Все‑таки хотелось, чтобы у Шварца скорей прошел «инкубационный период», чтобы он начал писать и печататься, как и его товарищи. Как‑то я пристал к нему с этим вопросом, и он ответил:
— Если у человека есть вкус, то этот вкус мешает писать. Написал — и вдруг видишь, что очень плохо написал. Разве ты этого не знаешь?
Тут же он свел все на шутку:
— Вот если вкуса нет, то гораздо легче — тогда все, что намарал, нравится. Есть же такие счастливцы!
В другой раз он, прочтя один рассказ, где быт и фантастика сплетались воедино, вдруг задумался и вымолвил очень серьезно, словно нет — нет да выплывали в нем из глубины скрытые, нелегкие размышления:
— А, наверное, так и нужно. В конце концов можно, например, кухонную ведьму просто посадить на метлу и пусть летит в трубу. Чего стесняться? Классики не стеснялись. Гоголь не стеснялся. Гофман тоже не стеснялся. Андерсен позволял себе что угодно…
Он был рожден изобретателем, он мог заговорить только, своим голосом, ни у кого напрокат не взятым. Может быть, поиски казались ему иногда бесплодными, и это мучило его. Может быть, иногда он терял уверенность в себе, в своем будущем, в том, удастся ли ему совершить в литературе то, что виделось только в тумане. Мы были уверены в нем, а он, возможно, сомневался. Однажды он сказал мне как бы мимоходом:
— Почему когда похвалят, то нет уверенности, а брань гораздо убедительней? У тебя тоже так?
Его действительно что‑то тормозило, хватало за руку, удерживало. Он был как бы скован, связан высоко развитым художественным вкусом. А может быть, эта гипертрофия вкуса самоубийственна, вредна? Может быть, такая чрезмерная требовательность к себе грозит уже перейти в самую обыкновенную робость? Нравится же ему многое из того, что пишут сверстники. Чего же это Женя стесняется или боится, когда другие с маху кидаются в омут и потом терпят все бедствия критических водоворотов и редакционных коряг? Я опять было пристал к нему, но он отмахнулся:
— Мишечка, — сказал он коротко и нежно, — я не умею.
Ну что тут было делать?
От актерской деятельности он отходил. На сцене я вообще помню его только раз, но уже не в Ростовском театре, а в другом, родившемся в Петрограде, — тогда возникало немало маленьких новых театров. Шла пьеса Адриана Пиотровского «Падение Елены Лей». Женя сидел в зрительном зале рядом со мной, потом вскочил, мелькнул в цилиндре на сцене, уронил цилиндр, поднял, проговорил что полагалось по роли и вернулся в ряды. Он был неспокоен, дергался. Пальцы рук его всегда чуть — чуть подрагивали, отчего, кстати, уже тогда почерк у него был прыгающий.

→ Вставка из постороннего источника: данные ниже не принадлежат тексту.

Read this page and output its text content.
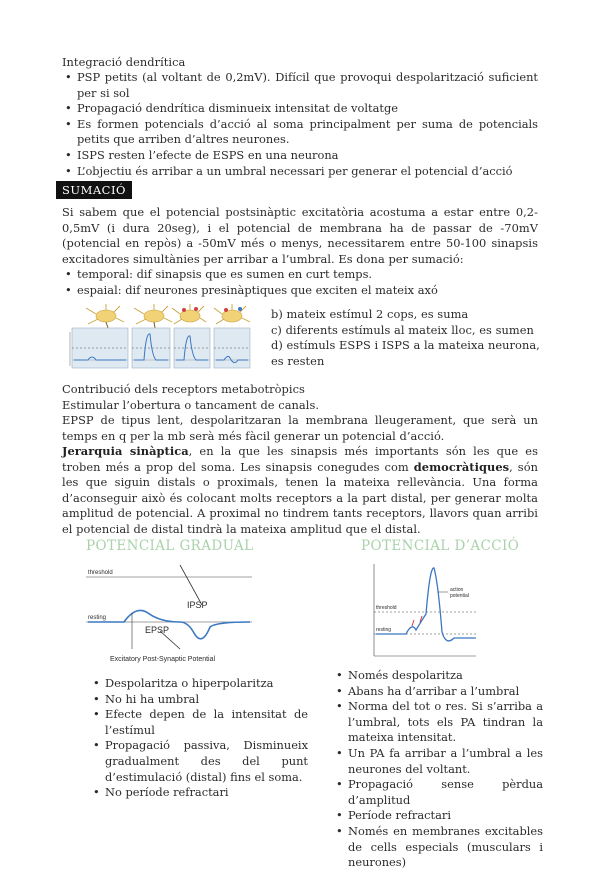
Integració dendrítica
• PSP petits (al voltant de 0,2mV). Difícil que provoqui despolarització suficient per si sol
• Propagació dendrítica disminueix intensitat de voltatge
• Es formen potencials d’acció al soma principalment per suma de potencials petits que arriben d’altres neurones.
• ISPS resten l’efecte de ESPS en una neurona
• L’objectiu és arribar a un umbral necessari per generar el potencial d’acció
SUMACIÓ
Si sabem que el potencial postsinàptic excitatòria acostuma a estar entre 0,2-0,5mV (i dura 20seg), i el potencial de membrana ha de passar de -70mV (potencial en repòs) a -50mV més o menys, necessitarem entre 50-100 sinapsis excitadores simultànies per arribar a l’umbral. Es dona per sumació:
• temporal: dif sinapsis que es sumen en curt temps.
• espaial: dif neurones presinàptiques que exciten el mateix axó
b) mateix estímul 2 cops, es suma
c) diferents estímuls al mateix lloc, es sumen
d) estímuls ESPS i ISPS a la mateixa neurona,
es resten
Contribució dels receptors metabotròpics
Estimular l’obertura o tancament de canals.
EPSP de tipus lent, despolaritzaran la membrana lleugerament, que serà un temps en q per la mb serà més fàcil generar un potencial d’acció.
Jerarquia sinàptica, en la que les sinapsis més importants són les que es troben més a prop del soma. Les sinapsis conegudes com democràtiques, són les que siguin distals o proximals, tenen la mateixa rellevància. Una forma d’aconseguir això és colocant molts receptors a la part distal, per generar molta amplitud de potencial. A proximal no tindrem tants receptors, llavors quan arribi el potencial de distal tindrà la mateixa amplitud que el distal.
POTENCIAL GRADUAL
threshold
resting
IPSP
EPSP
Excitatory Post-Synaptic Potential
• Despolaritza o hiperpolaritza
• No hi ha umbral
• Efecte depen de la intensitat de l’estímul
• Propagació passiva, Disminueix gradualment des del punt d’estimulació (distal) fins el soma.
• No període refractari
POTENCIAL D’ACCIÓ
threshold
resting
action potential
• Només despolaritza
• Abans ha d’arribar a l’umbral
• Norma del tot o res. Si s’arriba a l’umbral, tots els PA tindran la mateixa intensitat.
• Un PA fa arribar a l’umbral a les neurones del voltant.
• Propagació sense pèrdua d’amplitud
• Període refractari
• Només en membranes excitables de cells especials (musculars i neurones)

А затем он и совсем расстался с профессией актера. Но денег не было, и он стал продавцом в одном из книжных магазинов на Литейном. В рыжем пальто и кепке он суетился за прилавком, снимая нервно подрагивающими руками книги с полок и предлагая их посетителям.
Весной 1923 года Шварц решил побывать у родителей. Отец его работал на Донбассе, на соляном руднике, врачом. Шварц предложил мне ехать с ним. Милые люди из «Красного журнала для всех» выдали мне авансом не червонец, как я просил, а целых полтора червонца, и с этим богатством я присоединился к Жене.
Потом я сообразил, что совершаю весьма неловкий поступок, отправившись к незнакомым людям без приглашения и даже без предупреждения. Когда мы шли через зеленые бугры и балки со станции «Соль» к руднику, Женя успокаивал меня:
— Ты, стервь, чего боишься моих родителей? За кого ты их принимаешь? С ума ты сошел.
Я был принят радушно, как один из приятелей сына, как этакий чеховский Чечевицын (Шварц не преминул назвать меня так, знакомя с родителями). Лев Борисович Шварц, из старых земских врачей, по специальности хирург, словно сошел со страниц чеховского рассказа, и под стать ему была дородная, приветливая жена его, Женина мать Марья Федоровна. Все в них было прелестно чеховское, и «Чечевицын» прозвучал естественно и непринужденно.
Шварцы занимали две комнаты. Одна из них была отдана нам. Набили два тюфяка, положили на пол (один пришелся под рукомойником), и пристанище наше было таким образом полностью оборудовано.